Die neue LAC-Produktion von Carmelo Rifici feiert ihre Uraufführung. Rifici wählt als Ausgangspunkt für seine Untersuchung der Ursprünge der westlichen Demokratie die einzige Trilogie der griechischen Antike, die uns vollständig überliefert ist: Orestie von Aischylos, bestehend aus den Tragödien Agamemnon, Die Choephoren und Die Eumeniden.

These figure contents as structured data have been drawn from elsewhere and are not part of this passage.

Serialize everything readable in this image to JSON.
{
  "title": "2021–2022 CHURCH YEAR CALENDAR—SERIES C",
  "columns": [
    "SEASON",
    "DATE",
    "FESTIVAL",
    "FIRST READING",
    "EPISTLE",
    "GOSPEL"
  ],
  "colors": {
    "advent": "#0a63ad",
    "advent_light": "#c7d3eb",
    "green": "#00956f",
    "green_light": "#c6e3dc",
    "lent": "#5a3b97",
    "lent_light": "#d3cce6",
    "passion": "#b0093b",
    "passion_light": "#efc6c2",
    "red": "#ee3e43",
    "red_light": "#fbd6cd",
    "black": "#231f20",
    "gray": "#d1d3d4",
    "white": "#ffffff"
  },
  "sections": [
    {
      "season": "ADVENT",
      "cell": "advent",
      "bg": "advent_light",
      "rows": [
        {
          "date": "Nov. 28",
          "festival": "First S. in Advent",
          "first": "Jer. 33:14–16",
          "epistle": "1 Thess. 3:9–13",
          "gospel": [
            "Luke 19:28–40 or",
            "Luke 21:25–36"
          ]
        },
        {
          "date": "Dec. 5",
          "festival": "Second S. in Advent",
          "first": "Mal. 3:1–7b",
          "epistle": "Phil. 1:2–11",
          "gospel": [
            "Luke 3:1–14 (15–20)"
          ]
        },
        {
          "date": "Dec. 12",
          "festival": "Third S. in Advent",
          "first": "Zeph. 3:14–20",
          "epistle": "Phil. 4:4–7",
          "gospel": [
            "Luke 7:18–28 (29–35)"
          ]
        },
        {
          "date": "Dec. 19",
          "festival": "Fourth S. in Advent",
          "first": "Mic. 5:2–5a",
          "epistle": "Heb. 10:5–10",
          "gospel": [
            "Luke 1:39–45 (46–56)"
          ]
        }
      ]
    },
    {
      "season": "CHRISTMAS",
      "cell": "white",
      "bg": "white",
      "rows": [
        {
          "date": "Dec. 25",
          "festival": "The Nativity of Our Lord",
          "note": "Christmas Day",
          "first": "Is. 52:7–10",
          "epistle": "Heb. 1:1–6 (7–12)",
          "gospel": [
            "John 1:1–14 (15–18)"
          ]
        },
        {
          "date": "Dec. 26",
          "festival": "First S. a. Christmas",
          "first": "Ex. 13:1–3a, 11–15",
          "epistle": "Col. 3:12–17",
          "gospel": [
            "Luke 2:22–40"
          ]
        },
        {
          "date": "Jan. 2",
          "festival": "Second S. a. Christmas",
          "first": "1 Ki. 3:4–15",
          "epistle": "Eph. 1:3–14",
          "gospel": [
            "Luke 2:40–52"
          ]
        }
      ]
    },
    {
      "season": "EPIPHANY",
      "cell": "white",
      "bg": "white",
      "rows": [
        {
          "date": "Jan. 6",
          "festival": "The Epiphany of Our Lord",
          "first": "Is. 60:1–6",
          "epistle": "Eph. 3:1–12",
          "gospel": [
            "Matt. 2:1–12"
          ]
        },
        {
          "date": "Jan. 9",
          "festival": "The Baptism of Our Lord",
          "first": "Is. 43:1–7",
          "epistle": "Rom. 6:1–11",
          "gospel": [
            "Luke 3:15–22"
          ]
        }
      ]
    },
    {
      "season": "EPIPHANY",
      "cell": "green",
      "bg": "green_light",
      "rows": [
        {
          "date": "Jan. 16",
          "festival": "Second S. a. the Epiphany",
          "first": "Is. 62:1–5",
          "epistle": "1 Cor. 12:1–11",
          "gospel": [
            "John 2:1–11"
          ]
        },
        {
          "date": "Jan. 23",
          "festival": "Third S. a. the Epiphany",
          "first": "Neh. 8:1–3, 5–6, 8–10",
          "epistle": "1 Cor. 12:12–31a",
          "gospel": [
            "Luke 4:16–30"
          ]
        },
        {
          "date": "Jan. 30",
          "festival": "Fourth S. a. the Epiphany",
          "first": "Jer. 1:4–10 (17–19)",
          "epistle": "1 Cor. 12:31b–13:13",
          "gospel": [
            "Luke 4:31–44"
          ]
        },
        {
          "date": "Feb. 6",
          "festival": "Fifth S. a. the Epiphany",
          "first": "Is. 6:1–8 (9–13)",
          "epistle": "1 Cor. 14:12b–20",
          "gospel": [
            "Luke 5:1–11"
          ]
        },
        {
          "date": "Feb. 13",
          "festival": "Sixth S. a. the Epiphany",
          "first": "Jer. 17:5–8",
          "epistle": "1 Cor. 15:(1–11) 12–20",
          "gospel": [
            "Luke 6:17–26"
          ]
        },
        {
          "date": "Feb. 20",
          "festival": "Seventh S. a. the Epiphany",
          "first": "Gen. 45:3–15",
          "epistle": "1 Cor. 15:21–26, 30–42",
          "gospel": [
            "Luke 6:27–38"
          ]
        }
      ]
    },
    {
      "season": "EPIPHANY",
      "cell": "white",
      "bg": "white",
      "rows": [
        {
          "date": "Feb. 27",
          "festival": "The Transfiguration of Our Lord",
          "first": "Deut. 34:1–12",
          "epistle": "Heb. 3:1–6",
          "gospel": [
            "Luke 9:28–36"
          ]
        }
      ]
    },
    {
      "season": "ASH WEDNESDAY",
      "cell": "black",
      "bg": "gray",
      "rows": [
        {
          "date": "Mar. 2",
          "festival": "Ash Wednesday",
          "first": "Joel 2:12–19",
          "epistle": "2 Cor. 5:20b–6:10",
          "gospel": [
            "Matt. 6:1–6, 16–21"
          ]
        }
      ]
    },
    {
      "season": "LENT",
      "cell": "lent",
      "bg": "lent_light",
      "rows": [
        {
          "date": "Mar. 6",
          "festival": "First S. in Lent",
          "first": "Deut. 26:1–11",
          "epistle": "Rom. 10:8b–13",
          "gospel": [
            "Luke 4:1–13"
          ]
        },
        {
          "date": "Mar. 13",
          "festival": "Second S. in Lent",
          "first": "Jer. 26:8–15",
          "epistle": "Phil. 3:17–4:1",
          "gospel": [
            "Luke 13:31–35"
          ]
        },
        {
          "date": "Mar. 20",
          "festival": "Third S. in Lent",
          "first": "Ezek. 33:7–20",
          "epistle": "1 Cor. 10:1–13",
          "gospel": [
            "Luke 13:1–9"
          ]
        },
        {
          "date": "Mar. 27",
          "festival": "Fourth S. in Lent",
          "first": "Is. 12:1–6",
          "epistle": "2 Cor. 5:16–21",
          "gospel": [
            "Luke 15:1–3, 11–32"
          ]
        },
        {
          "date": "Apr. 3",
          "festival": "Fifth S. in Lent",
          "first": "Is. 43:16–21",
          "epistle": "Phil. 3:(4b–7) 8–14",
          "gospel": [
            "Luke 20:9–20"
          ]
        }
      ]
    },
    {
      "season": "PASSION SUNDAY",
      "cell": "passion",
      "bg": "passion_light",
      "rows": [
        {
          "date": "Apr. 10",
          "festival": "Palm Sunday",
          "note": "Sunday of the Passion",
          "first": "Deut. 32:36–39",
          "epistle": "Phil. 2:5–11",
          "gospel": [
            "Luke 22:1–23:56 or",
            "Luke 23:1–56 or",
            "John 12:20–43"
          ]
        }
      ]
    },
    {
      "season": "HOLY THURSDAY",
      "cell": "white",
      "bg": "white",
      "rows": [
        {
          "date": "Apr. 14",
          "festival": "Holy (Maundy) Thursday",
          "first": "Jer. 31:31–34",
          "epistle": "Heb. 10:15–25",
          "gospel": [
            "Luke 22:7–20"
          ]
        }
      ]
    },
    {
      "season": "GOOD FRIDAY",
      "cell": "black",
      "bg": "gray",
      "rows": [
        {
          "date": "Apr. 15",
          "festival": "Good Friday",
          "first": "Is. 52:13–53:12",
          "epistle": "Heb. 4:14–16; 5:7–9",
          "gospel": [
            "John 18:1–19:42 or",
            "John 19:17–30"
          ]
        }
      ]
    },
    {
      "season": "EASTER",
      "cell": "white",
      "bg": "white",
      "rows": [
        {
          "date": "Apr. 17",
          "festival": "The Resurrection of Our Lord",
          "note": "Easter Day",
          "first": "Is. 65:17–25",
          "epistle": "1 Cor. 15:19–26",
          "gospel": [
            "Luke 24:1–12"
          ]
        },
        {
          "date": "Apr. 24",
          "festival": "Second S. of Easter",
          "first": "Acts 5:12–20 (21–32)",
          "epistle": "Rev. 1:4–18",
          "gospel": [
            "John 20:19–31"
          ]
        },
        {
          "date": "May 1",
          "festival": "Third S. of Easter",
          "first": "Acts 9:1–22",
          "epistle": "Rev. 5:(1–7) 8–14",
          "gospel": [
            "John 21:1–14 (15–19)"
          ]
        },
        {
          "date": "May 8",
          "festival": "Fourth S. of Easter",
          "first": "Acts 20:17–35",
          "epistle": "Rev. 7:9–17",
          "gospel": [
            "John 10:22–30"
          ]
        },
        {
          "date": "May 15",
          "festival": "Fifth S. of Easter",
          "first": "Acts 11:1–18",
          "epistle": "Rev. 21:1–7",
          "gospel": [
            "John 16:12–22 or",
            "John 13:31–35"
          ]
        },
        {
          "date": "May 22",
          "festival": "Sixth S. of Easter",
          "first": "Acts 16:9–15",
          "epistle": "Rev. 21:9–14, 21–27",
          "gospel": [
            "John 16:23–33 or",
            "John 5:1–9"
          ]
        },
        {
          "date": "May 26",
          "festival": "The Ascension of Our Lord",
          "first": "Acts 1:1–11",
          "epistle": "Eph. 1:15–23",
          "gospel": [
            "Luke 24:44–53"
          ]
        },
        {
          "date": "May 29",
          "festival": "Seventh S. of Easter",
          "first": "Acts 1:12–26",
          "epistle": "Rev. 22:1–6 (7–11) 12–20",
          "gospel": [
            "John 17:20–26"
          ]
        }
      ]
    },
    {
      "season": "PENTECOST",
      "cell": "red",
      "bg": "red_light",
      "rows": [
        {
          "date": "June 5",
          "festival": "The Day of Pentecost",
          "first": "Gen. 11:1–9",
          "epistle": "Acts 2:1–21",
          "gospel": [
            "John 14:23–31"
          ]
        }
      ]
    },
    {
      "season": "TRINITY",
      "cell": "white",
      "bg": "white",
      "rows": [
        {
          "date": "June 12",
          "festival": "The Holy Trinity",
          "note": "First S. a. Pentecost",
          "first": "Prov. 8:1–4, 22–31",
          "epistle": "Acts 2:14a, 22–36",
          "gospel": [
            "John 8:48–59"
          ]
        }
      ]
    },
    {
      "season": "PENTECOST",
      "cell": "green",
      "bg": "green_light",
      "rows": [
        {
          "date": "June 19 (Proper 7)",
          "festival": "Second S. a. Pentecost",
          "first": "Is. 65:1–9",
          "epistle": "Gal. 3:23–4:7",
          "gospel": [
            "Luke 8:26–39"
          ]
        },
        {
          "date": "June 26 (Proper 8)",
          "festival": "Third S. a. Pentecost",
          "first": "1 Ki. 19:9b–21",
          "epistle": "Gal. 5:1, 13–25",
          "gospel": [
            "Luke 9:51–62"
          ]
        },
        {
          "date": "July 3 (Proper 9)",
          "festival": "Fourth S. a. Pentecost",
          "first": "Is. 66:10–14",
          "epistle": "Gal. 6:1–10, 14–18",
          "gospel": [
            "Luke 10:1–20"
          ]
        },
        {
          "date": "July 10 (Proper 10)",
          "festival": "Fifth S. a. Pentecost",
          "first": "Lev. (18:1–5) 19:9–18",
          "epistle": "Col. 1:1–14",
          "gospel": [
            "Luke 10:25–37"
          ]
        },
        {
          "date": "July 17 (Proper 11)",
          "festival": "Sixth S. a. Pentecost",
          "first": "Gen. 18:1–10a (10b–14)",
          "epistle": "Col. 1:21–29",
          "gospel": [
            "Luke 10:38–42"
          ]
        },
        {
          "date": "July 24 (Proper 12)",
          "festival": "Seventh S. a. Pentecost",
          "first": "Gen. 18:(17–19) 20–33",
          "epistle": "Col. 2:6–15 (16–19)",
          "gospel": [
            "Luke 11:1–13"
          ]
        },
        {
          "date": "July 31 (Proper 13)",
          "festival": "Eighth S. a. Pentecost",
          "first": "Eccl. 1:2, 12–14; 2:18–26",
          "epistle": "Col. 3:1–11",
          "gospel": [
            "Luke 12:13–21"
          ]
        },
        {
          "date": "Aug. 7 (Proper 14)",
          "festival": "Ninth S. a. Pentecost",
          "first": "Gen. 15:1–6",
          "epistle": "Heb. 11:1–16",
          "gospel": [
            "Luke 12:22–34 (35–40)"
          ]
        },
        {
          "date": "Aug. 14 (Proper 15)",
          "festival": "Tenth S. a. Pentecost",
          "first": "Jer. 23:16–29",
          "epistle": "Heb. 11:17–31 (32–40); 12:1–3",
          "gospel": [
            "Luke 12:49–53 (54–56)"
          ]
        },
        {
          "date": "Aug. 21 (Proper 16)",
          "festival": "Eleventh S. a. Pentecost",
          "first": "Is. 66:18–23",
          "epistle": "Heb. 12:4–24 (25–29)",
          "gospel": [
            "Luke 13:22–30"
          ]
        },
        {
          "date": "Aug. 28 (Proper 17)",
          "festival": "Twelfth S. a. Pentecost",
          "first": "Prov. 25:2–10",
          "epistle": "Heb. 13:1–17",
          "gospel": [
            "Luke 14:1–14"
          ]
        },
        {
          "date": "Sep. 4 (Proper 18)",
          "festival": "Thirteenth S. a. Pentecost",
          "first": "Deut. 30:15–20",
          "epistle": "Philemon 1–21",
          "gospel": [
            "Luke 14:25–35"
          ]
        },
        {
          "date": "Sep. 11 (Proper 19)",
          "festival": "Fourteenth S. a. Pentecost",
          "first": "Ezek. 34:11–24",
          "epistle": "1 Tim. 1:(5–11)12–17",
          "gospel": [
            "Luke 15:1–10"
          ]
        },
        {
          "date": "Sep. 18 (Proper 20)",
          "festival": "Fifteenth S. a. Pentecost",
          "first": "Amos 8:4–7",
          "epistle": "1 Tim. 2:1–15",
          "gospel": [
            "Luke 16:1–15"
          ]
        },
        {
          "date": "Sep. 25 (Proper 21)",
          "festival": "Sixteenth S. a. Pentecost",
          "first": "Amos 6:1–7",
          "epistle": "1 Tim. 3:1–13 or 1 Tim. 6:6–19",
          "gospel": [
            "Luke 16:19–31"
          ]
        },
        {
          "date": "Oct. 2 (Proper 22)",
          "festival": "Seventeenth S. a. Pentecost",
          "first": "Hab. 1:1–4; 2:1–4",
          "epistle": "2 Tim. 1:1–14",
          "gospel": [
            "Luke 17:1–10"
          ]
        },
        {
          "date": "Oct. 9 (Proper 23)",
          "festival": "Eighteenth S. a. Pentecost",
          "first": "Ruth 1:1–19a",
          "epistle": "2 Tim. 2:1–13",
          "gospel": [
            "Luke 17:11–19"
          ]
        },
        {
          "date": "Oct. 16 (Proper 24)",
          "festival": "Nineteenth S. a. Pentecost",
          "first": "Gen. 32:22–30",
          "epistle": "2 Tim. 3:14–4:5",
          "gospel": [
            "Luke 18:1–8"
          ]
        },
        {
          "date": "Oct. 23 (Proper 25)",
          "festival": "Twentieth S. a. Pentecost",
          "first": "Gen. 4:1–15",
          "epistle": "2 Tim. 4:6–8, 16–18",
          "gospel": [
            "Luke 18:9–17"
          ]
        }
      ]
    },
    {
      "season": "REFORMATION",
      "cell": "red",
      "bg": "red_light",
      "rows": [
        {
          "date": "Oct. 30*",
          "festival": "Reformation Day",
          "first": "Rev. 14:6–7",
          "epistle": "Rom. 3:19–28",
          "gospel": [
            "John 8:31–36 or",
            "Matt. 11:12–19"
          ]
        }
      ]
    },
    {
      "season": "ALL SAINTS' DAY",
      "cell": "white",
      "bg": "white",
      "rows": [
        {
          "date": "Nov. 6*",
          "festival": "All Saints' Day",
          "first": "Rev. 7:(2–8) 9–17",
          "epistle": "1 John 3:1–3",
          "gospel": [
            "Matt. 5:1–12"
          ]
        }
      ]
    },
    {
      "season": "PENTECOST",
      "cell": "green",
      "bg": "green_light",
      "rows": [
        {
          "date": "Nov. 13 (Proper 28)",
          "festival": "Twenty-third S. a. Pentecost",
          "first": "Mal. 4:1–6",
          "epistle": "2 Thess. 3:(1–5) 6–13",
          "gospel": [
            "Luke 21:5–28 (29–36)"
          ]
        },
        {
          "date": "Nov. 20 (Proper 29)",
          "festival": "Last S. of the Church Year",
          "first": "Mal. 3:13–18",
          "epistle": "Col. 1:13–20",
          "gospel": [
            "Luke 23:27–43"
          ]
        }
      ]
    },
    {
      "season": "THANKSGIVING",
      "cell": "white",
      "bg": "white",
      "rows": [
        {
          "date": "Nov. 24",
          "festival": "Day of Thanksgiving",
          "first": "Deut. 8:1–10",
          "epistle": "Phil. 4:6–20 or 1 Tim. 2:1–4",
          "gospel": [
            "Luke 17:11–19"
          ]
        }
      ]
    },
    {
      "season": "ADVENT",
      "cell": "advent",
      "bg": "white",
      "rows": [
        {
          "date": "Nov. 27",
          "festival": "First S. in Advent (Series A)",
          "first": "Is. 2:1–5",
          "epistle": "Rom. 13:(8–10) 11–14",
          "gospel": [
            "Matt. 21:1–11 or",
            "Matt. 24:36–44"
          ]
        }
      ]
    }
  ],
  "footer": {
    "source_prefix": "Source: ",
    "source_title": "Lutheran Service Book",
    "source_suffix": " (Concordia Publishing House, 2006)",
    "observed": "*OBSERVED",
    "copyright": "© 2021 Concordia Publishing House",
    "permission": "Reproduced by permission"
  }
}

Im Mittelpunkt des Werks steht die Hypothese, dass die Demokratie nicht aus einem Wunsch nach Frieden entsteht, sondern aus der Notwendigkeit, die unvermeidbare Gewalt zu regulieren; die Polis, der Stadtstaat, ist nicht die Alternative zur Barbarei des Krieges und der Rache, sondern deren beste Transformation. Dieser Gedanke, der bereits bei Aischylos so klar zum Ausdruck kommt, wirft ein melancholisches Licht auf unser eigenes Demokratieverständnis. Auf der Bühne stehen sich zwei Welten gegenüber: die archaischen Kräfte, das alte polytheistische Wissen, das die Opfererinnerung verkörpert, und die Abstraktion des logos unter der Ägide eines einzigen Gottes, der versucht, das Konzept der Rache einzudämmen – mehr als es zu überwinden. Das Gericht in Athen, das Orest dank der rhetorischen und bezaubernden Strategien der Athene, die aus dem Gehirn des Zeus geboren wurde, vom Vorwurf des Muttermordes freispricht, zeigt, wie der moderne Mensch im Lichte der Zeitgeschichte das Ergebnis eines fragilen und gefährlichen Kompromisses ist, der stets von den Ereignissen bedroht wird, und nicht die Frucht menschlicher Weisheit.